Interestingly enough in terms of marketing and development the Custom Car craze grew out of the work of one eccentric painter / mechanic named Kenny Howard., now better known as Von Dutch.
Born in 1929, Kenny was the person who transformed simple pin striping into an "art form" on everything from motorcycles to car bodies. Kenny grew up hanging around his father's sign shop. At that point in time there was no such thing as eclectic neon signs, nor decals or spray painting. Everything was hand painted with fine brushes, down to every letter and detail.
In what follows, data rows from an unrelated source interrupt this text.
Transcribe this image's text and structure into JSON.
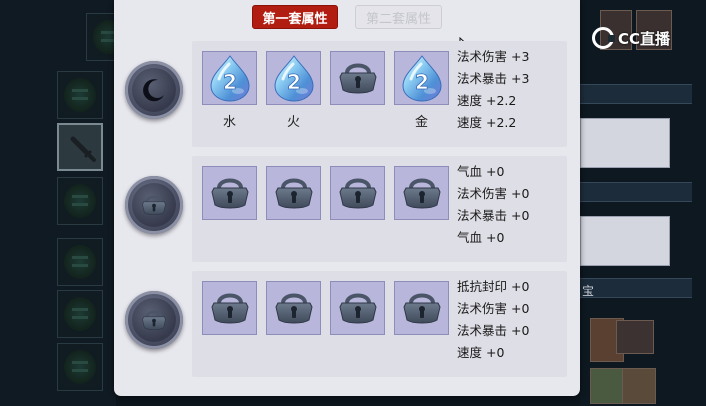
{
  "tabs": [
    {
      "label": "第一套属性",
      "active": true
    },
    {
      "label": "第二套属性",
      "active": false
    }
  ],
  "watermark": "CC直播",
  "background_text": "宝",
  "sets": [
    {
      "disc_icon": "crescent-moon-icon",
      "slots": [
        {
          "icon": "water-drop-gem-icon",
          "level": "2",
          "label": "水"
        },
        {
          "icon": "water-drop-gem-icon",
          "level": "2",
          "label": "火"
        },
        {
          "icon": "empty-padlock-icon",
          "label": ""
        },
        {
          "icon": "water-drop-gem-icon",
          "level": "2",
          "label": "金"
        }
      ],
      "stats": [
        "法术伤害 +3",
        "法术暴击 +3",
        "速度 +2.2",
        "速度 +2.2"
      ]
    },
    {
      "disc_icon": "padlock-icon",
      "slots": [
        {
          "icon": "empty-padlock-icon",
          "label": ""
        },
        {
          "icon": "empty-padlock-icon",
          "label": ""
        },
        {
          "icon": "empty-padlock-icon",
          "label": ""
        },
        {
          "icon": "empty-padlock-icon",
          "label": ""
        }
      ],
      "stats": [
        "气血 +0",
        "法术伤害 +0",
        "法术暴击 +0",
        "气血 +0"
      ]
    },
    {
      "disc_icon": "padlock-icon",
      "slots": [
        {
          "icon": "empty-padlock-icon",
          "label": ""
        },
        {
          "icon": "empty-padlock-icon",
          "label": ""
        },
        {
          "icon": "empty-padlock-icon",
          "label": ""
        },
        {
          "icon": "empty-padlock-icon",
          "label": ""
        }
      ],
      "stats": [
        "抵抗封印 +0",
        "法术伤害 +0",
        "法术暴击 +0",
        "速度 +0"
      ]
    }
  ],
  "colors": {
    "tab_active_bg": "#b21d12",
    "slot_bg": "#b9b6dc",
    "dialog_bg": "#e7e7ee",
    "row_bg": "#dedee6"
  }
}
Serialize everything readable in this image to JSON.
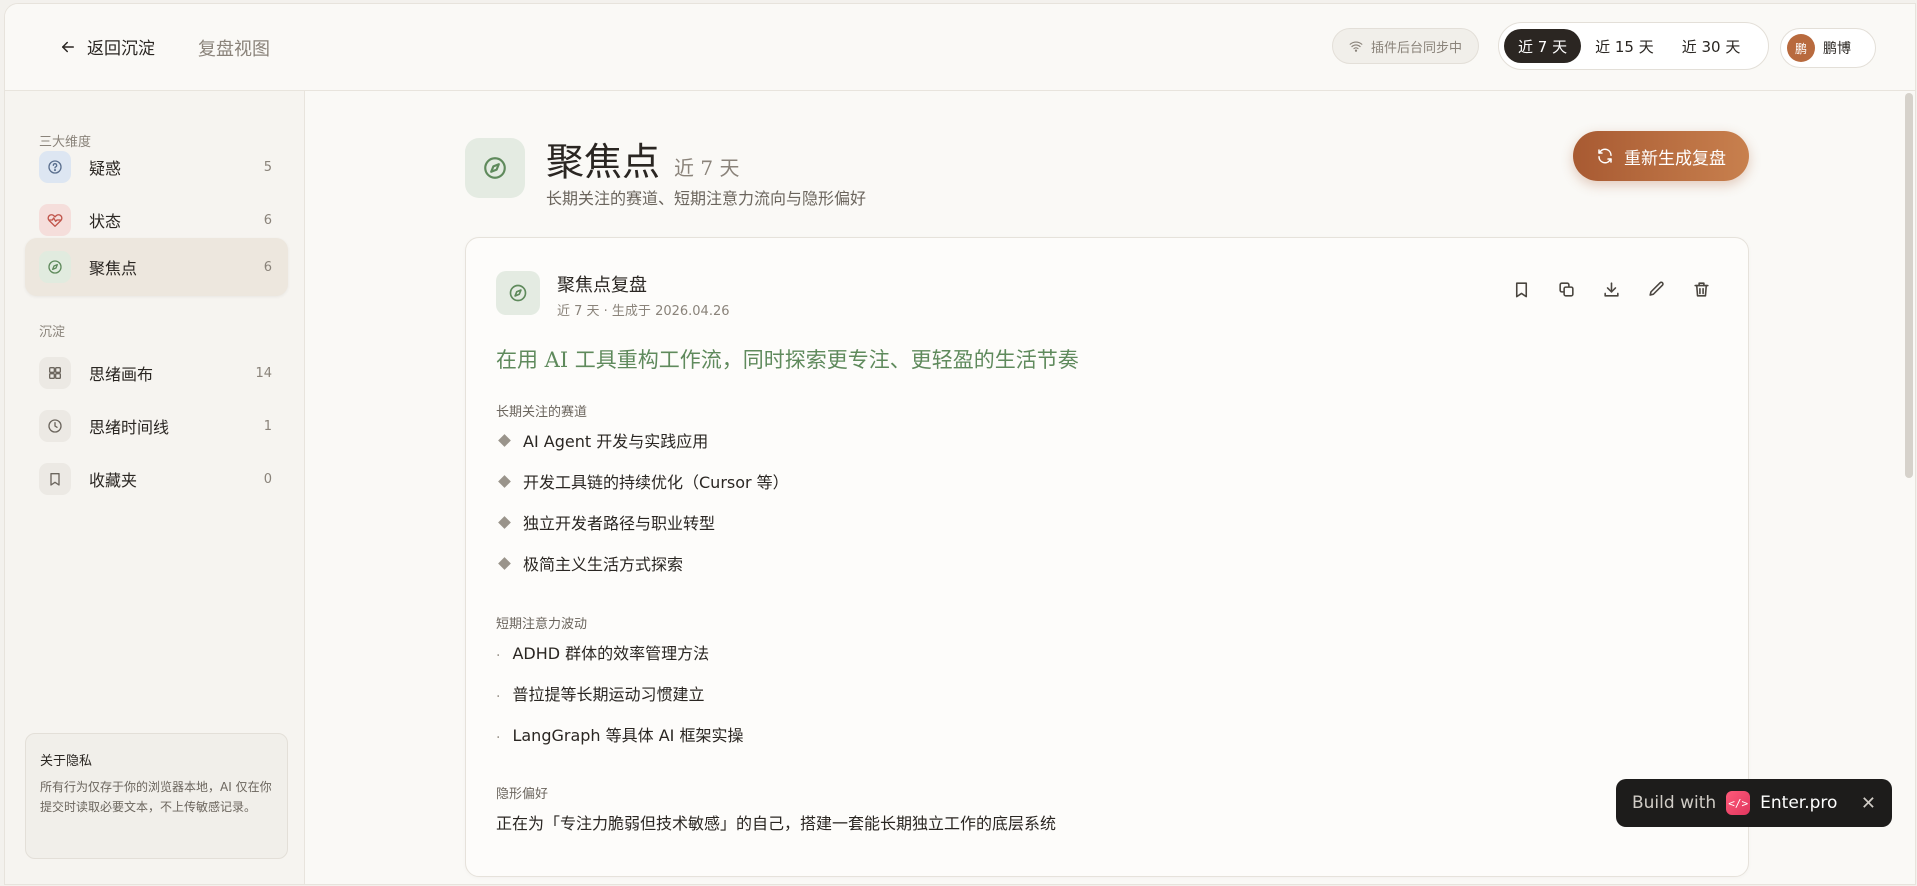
{
  "header": {
    "back_label": "返回沉淀",
    "view_title": "复盘视图",
    "sync_status": "插件后台同步中",
    "ranges": [
      "近 7 天",
      "近 15 天",
      "近 30 天"
    ],
    "active_range": 0,
    "user": {
      "avatar_text": "鹏",
      "name": "鹏博"
    }
  },
  "sidebar": {
    "section1_label": "三大维度",
    "dimensions": [
      {
        "label": "疑惑",
        "count": "5",
        "icon": "question-icon",
        "color": "#dde6f2"
      },
      {
        "label": "状态",
        "count": "6",
        "icon": "heart-pulse-icon",
        "color": "#f5dedb"
      },
      {
        "label": "聚焦点",
        "count": "6",
        "icon": "compass-icon",
        "color": "#e1ebdf"
      }
    ],
    "section2_label": "沉淀",
    "deposits": [
      {
        "label": "思绪画布",
        "count": "14",
        "icon": "grid-icon"
      },
      {
        "label": "思绪时间线",
        "count": "1",
        "icon": "clock-icon"
      },
      {
        "label": "收藏夹",
        "count": "0",
        "icon": "bookmark-icon"
      }
    ],
    "privacy": {
      "title": "关于隐私",
      "text": "所有行为仅存于你的浏览器本地，AI 仅在你提交时读取必要文本，不上传敏感记录。"
    }
  },
  "main": {
    "title": "聚焦点",
    "range": "近 7 天",
    "subtitle": "长期关注的赛道、短期注意力流向与隐形偏好",
    "regen_label": "重新生成复盘",
    "card": {
      "title": "聚焦点复盘",
      "meta": "近 7 天 · 生成于 2026.04.26",
      "headline": "在用 AI 工具重构工作流，同时探索更专注、更轻盈的生活节奏",
      "long_label": "长期关注的赛道",
      "long_items": [
        "AI Agent 开发与实践应用",
        "开发工具链的持续优化（Cursor 等）",
        "独立开发者路径与职业转型",
        "极简主义生活方式探索"
      ],
      "short_label": "短期注意力波动",
      "short_items": [
        "ADHD 群体的效率管理方法",
        "普拉提等长期运动习惯建立",
        "LangGraph 等具体 AI 框架实操"
      ],
      "hidden_label": "隐形偏好",
      "hidden_text": "正在为「专注力脆弱但技术敏感」的自己，搭建一套能长期独立工作的底层系统"
    }
  },
  "badge": {
    "prefix": "Build with",
    "brand": "Enter.pro"
  }
}
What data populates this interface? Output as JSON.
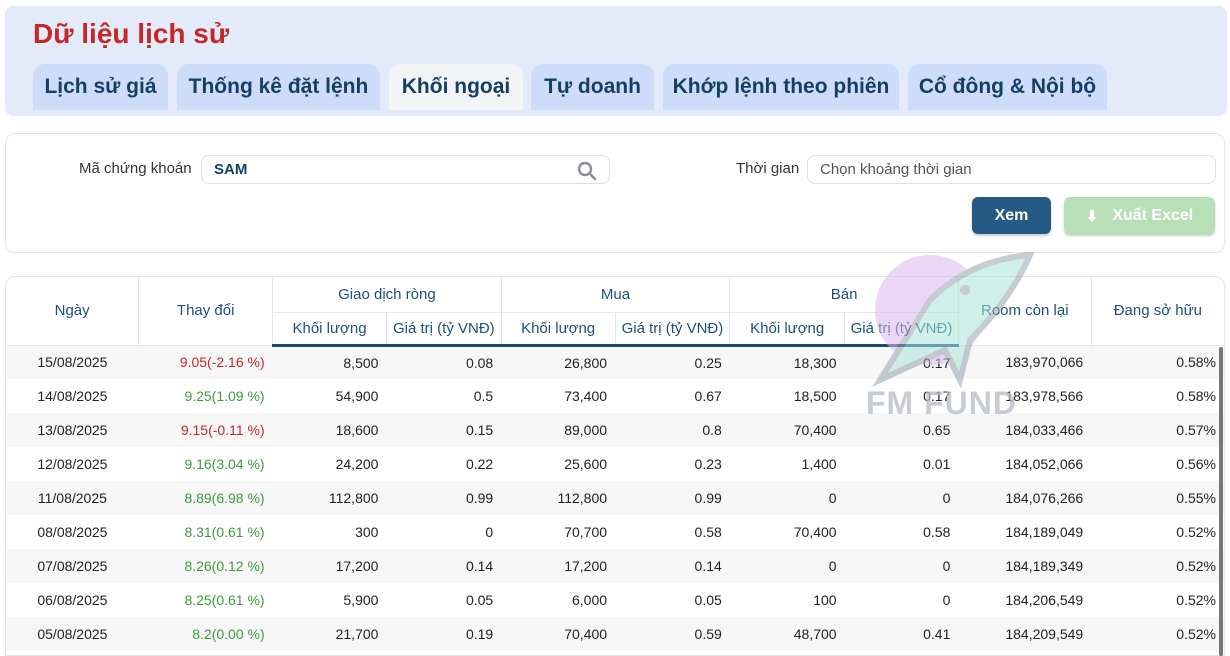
{
  "header": {
    "title": "Dữ liệu lịch sử"
  },
  "tabs": [
    {
      "label": "Lịch sử giá",
      "active": false
    },
    {
      "label": "Thống kê đặt lệnh",
      "active": false
    },
    {
      "label": "Khối ngoại",
      "active": true
    },
    {
      "label": "Tự doanh",
      "active": false
    },
    {
      "label": "Khớp lệnh theo phiên",
      "active": false
    },
    {
      "label": "Cổ đông & Nội bộ",
      "active": false
    }
  ],
  "filter": {
    "symbol_label": "Mã chứng khoán",
    "symbol_value": "SAM",
    "time_label": "Thời gian",
    "time_placeholder": "Chọn khoảng thời gian",
    "view_button": "Xem",
    "export_button": "Xuất Excel"
  },
  "watermark": "FM FUND",
  "table": {
    "headers": {
      "date": "Ngày",
      "change": "Thay đổi",
      "net": "Giao dịch ròng",
      "buy": "Mua",
      "sell": "Bán",
      "room": "Room còn lại",
      "own": "Đang sở hữu",
      "vol": "Khối lượng",
      "val": "Giá trị (tỷ VNĐ)"
    },
    "rows": [
      [
        "15/08/2025",
        "9.05(-2.16 %)",
        "down",
        "8,500",
        "0.08",
        "26,800",
        "0.25",
        "18,300",
        "0.17",
        "183,970,066",
        "0.58%"
      ],
      [
        "14/08/2025",
        "9.25(1.09 %)",
        "up",
        "54,900",
        "0.5",
        "73,400",
        "0.67",
        "18,500",
        "0.17",
        "183,978,566",
        "0.58%"
      ],
      [
        "13/08/2025",
        "9.15(-0.11 %)",
        "down",
        "18,600",
        "0.15",
        "89,000",
        "0.8",
        "70,400",
        "0.65",
        "184,033,466",
        "0.57%"
      ],
      [
        "12/08/2025",
        "9.16(3.04 %)",
        "up",
        "24,200",
        "0.22",
        "25,600",
        "0.23",
        "1,400",
        "0.01",
        "184,052,066",
        "0.56%"
      ],
      [
        "11/08/2025",
        "8.89(6.98 %)",
        "up",
        "112,800",
        "0.99",
        "112,800",
        "0.99",
        "0",
        "0",
        "184,076,266",
        "0.55%"
      ],
      [
        "08/08/2025",
        "8.31(0.61 %)",
        "up",
        "300",
        "0",
        "70,700",
        "0.58",
        "70,400",
        "0.58",
        "184,189,049",
        "0.52%"
      ],
      [
        "07/08/2025",
        "8.26(0.12 %)",
        "up",
        "17,200",
        "0.14",
        "17,200",
        "0.14",
        "0",
        "0",
        "184,189,349",
        "0.52%"
      ],
      [
        "06/08/2025",
        "8.25(0.61 %)",
        "up",
        "5,900",
        "0.05",
        "6,000",
        "0.05",
        "100",
        "0",
        "184,206,549",
        "0.52%"
      ],
      [
        "05/08/2025",
        "8.2(0.00 %)",
        "up",
        "21,700",
        "0.19",
        "70,400",
        "0.59",
        "48,700",
        "0.41",
        "184,209,549",
        "0.52%"
      ]
    ]
  }
}
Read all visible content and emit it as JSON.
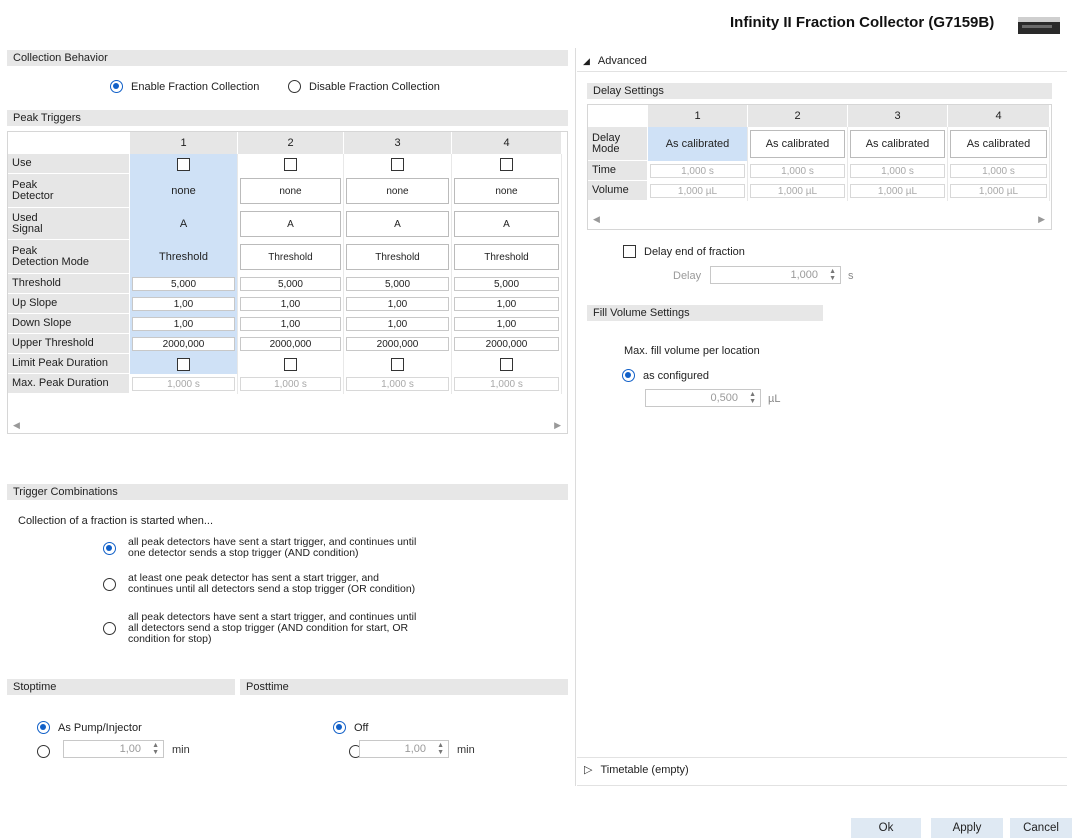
{
  "header": {
    "title": "Infinity II Fraction Collector (G7159B)"
  },
  "collection_behavior": {
    "title": "Collection Behavior",
    "enable_label": "Enable Fraction Collection",
    "disable_label": "Disable Fraction Collection"
  },
  "peak_triggers": {
    "title": "Peak Triggers",
    "columns": [
      "1",
      "2",
      "3",
      "4"
    ],
    "rows": {
      "use": "Use",
      "peak_detector": "Peak\nDetector",
      "used_signal": "Used\nSignal",
      "detection_mode": "Peak\nDetection Mode",
      "threshold": "Threshold",
      "up_slope": "Up Slope",
      "down_slope": "Down Slope",
      "upper_threshold": "Upper Threshold",
      "limit_peak_duration": "Limit Peak Duration",
      "max_peak_duration": "Max. Peak Duration"
    },
    "values": {
      "peak_detector": [
        "none",
        "none",
        "none",
        "none"
      ],
      "used_signal": [
        "A",
        "A",
        "A",
        "A"
      ],
      "detection_mode": [
        "Threshold",
        "Threshold",
        "Threshold",
        "Threshold"
      ],
      "threshold": [
        "5,000",
        "5,000",
        "5,000",
        "5,000"
      ],
      "up_slope": [
        "1,00",
        "1,00",
        "1,00",
        "1,00"
      ],
      "down_slope": [
        "1,00",
        "1,00",
        "1,00",
        "1,00"
      ],
      "upper_threshold": [
        "2000,000",
        "2000,000",
        "2000,000",
        "2000,000"
      ],
      "max_peak_duration": [
        "1,000 s",
        "1,000 s",
        "1,000 s",
        "1,000 s"
      ]
    }
  },
  "trigger_combinations": {
    "title": "Trigger Combinations",
    "intro": "Collection of a fraction is started when...",
    "options": [
      "all peak detectors have sent a start trigger, and continues until\none detector sends a stop trigger (AND condition)",
      "at least one peak detector has sent a start trigger, and\ncontinues until all detectors send a stop trigger (OR condition)",
      "all peak detectors have sent a start trigger, and continues until\nall detectors send a stop trigger (AND condition for start, OR\ncondition for stop)"
    ]
  },
  "stoptime": {
    "title": "Stoptime",
    "option_label": "As Pump/Injector",
    "value": "1,00",
    "unit": "min"
  },
  "posttime": {
    "title": "Posttime",
    "option_label": "Off",
    "value": "1,00",
    "unit": "min"
  },
  "advanced": {
    "title": "Advanced",
    "delay_settings": {
      "title": "Delay Settings",
      "columns": [
        "1",
        "2",
        "3",
        "4"
      ],
      "rows": {
        "delay_mode": "Delay\nMode",
        "time": "Time",
        "volume": "Volume"
      },
      "values": {
        "delay_mode": [
          "As calibrated",
          "As calibrated",
          "As calibrated",
          "As calibrated"
        ],
        "time": [
          "1,000 s",
          "1,000 s",
          "1,000 s",
          "1,000 s"
        ],
        "volume": [
          "1,000 µL",
          "1,000 µL",
          "1,000 µL",
          "1,000 µL"
        ]
      }
    },
    "delay_end": {
      "label": "Delay end of fraction",
      "delay_label": "Delay",
      "value": "1,000",
      "unit": "s"
    },
    "fill_volume": {
      "title": "Fill Volume Settings",
      "max_label": "Max. fill volume per location",
      "as_configured_label": "as configured",
      "value": "0,500",
      "unit": "µL"
    }
  },
  "timetable": {
    "title": "Timetable (empty)"
  },
  "buttons": {
    "ok": "Ok",
    "apply": "Apply",
    "cancel": "Cancel"
  },
  "colors": {
    "accent": "#1160c8",
    "selected_cell": "#cfe1f6",
    "section_header": "#e7e7e7"
  }
}
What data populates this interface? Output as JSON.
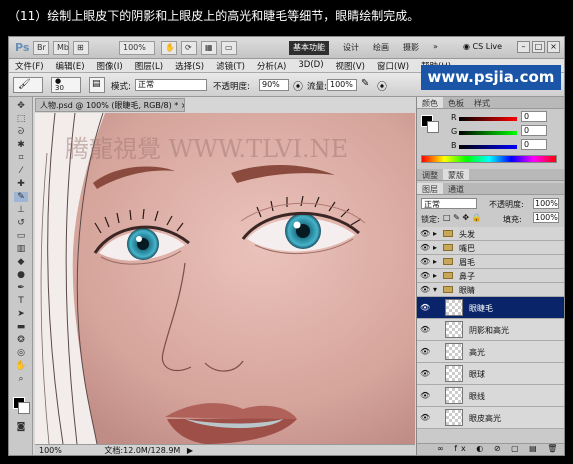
{
  "caption": "（11）绘制上眼皮下的阴影和上眼皮上的高光和睫毛等细节，眼睛绘制完成。",
  "appbar": {
    "logo": "Ps",
    "zoom_value": "100%",
    "workspaces": [
      "基本功能",
      "设计",
      "绘画",
      "摄影",
      "»"
    ],
    "cs_live": "CS Live"
  },
  "menu": [
    "文件(F)",
    "编辑(E)",
    "图像(I)",
    "图层(L)",
    "选择(S)",
    "滤镜(T)",
    "分析(A)",
    "3D(D)",
    "视图(V)",
    "窗口(W)",
    "帮助(H)"
  ],
  "options": {
    "brush_size": "30",
    "mode_label": "模式:",
    "mode_value": "正常",
    "opacity_label": "不透明度:",
    "opacity_value": "90%",
    "flow_label": "流量:",
    "flow_value": "100%"
  },
  "site_watermark": "www.psjia.com",
  "canvas_watermark": "腾龍視覺 WWW.TLVI.NE",
  "doc_tab": "人物.psd @ 100% (眼睫毛, RGB/8) *",
  "status": {
    "zoom": "100%",
    "doc_info": "文档:12.0M/128.9M"
  },
  "color_panel": {
    "tabs": [
      "颜色",
      "色板",
      "样式"
    ],
    "channels": [
      {
        "label": "R",
        "value": "0"
      },
      {
        "label": "G",
        "value": "0"
      },
      {
        "label": "B",
        "value": "0"
      }
    ]
  },
  "adjust_panel": {
    "tabs": [
      "调整",
      "蒙版"
    ]
  },
  "layers_panel": {
    "tabs": [
      "图层",
      "通道"
    ],
    "blend_mode": "正常",
    "opacity_label": "不透明度:",
    "opacity_value": "100%",
    "lock_label": "锁定:",
    "fill_label": "填充:",
    "fill_value": "100%",
    "folders": [
      "头发",
      "嘴巴",
      "眉毛",
      "鼻子",
      "眼睛"
    ],
    "layers": [
      "眼睫毛",
      "阴影和高光",
      "高光",
      "眼球",
      "眼线",
      "眼皮高光"
    ],
    "selected_layer": "眼睫毛"
  },
  "colors": {
    "skin": "#d8aba3",
    "selection": "#0a246a",
    "iris": "#3a9fb5"
  }
}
After finishing high school in the early 1940's he began working in a motorcycle shop and that pinstripes were just great when it came to motorcycle body work and paint jobs. It seemed that pinstripes on a bike could "hide just about anything and everything ", concealing both scratches and imperfections.
If anything at that time, pin stripings belong to old 1930's gangster style suits. Yet this young eccentric brought it to the forefront of the American if not worldwide cultural scene. Soon Kenny (nicknamed Dutch for his trait of stubbornness), was painting everything and anything with his unique touch including motorcycles and even T-shirts. It could be said that each and every creation was a unique art form for each and every customer who brought the artist work. It could be said that not only was each design entirely unique and original. On top of that they seemed to be both a mold of and a reflection of the then current owner's personality as well as psyche. On top of that the designs were downright "wild". The genre became more than popular.
Kenny furthered on pin striping nothing but motorcycles. By the 1950's he had painted virtually thousands of motorcycles. From then on he went onto pin-striping cars themselves. Customers would come to auto shops asking that their vehicles be "Dutched". In most cases the work came down to his much time customers who wanted a Dutch creation could afford. The designs were entirely left to Mr. Howard.
Lastly if there were two badges left by this eccentric artist it was his trademark 1954 era bus that was equipped as a full machine shop from which he made money by restoring motorcycles, and by building a car for the 1969 Steve McQueen movie "The Reivers". So goes the legend of Kenny Howard / Von Dutch.